From Plant Press, Vol. 20, No. 4, October 2017.
-By Kayleigh Walters
Sometimes it feels like everything is bad news. Everything that is wrong with the world can hover in the background of our thoughts like a heavy storm cloud. In the recent paper, “Earth Optimism: Success Stories in Plant Conservation,” Gary Krupnick (Department of Botany) and Nancy Knowlton (Department of Invertebrate Zoology) inform us that not only is this focus self-defeating, but it is often incorrect. Conservation biology has seen repeated successes through sustained hard work and focus. The paper was published in the Annals of the Missouri Botanical Garden (102: 331-340; 2017).
The field of conservation biology is suffering from a focus problem; it is one of the only scientific discipline in which loss and the negative is so heavily focused on. While it is important not to be blindly optimistic, the media and educational material primarily highlight habitat destruction and loss, rather than discoveries of new plants or conservation successes. Many experts are even unaware or simply uninterested in stories of positive progress, leading to fewer encouraging stories being published. This contributes to people's perception of an unending, insurmountable problem where their actions have little impact. Rather than forwarding an outlook of despair, we need to see stories of successful actions and exciting discoveries.

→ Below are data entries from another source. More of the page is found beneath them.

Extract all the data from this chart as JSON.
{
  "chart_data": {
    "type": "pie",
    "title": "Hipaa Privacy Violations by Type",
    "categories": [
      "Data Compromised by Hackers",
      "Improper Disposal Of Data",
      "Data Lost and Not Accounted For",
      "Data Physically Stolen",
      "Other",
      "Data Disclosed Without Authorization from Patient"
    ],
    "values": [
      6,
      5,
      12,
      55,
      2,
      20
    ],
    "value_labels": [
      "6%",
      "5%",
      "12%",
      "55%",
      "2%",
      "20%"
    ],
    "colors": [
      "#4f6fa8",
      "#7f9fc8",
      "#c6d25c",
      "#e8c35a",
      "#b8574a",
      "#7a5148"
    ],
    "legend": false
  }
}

The Global Strategy for Plant Conservation (GSPC) acknowledged this issue, and came up with a plan. This document, originally adopted in 2002 and extended through 2020, includes 16 goal-oriented targets specifically established for the survival and preservation of the world's plant biodiversity. In support of this, Krupnick and Knowlton argue for a four-pronged approach to including more stories of optimism into public outreach and education. They are discovering species, saving species, protecting spaces, and restoring habitats. Hearteningly, there are more examples of stories from each of these categories than there is room in this short summary. With technological advancement, we are now closer than we have ever been to a complete database of all world plants. The development of image recognition software for identifying new species will also help in discovering new species.
Success in saving species is also an important area of focus. While people and organizations have been working to delist species from the Endangered Species Act through recovery, many areas around the world have developed programs to reestablish rare and endangered plants. One such area is Hawaii where a local program has taken recovery actions for 148 plant species. A specific example is the Argyroxiphium sandwicense subsp. sandwicense, the Big Island silversword, which went from 15 individuals in the wild to 13,600 on Mauna Kea alone after intervention.
Two more areas of success are in the protecting of spaces and restoring habitats. According to a recent report by the United Nations Environment Program and the IUCN, 14.7% of the Earth's land area, covering 202,467 spaces, is currently protected. Fear over the impact of climate change upon protected areas can even be somewhat tempered; a 2016 empirical study on mammal and bird species in protected tropical forest areas found that populations were not negatively impacted in ways that projected data would have predicted over a 3 to 8 year period.
As the article “Earth Optimism” states in its final paragraphs, “the goal is not to brush aside the bad news, but rather inspire the replication and scaling up of successful conservation actions.” While a sense of urgency is important, news and celebration of the successes conservationists have accomplished is equally, if not more, needed.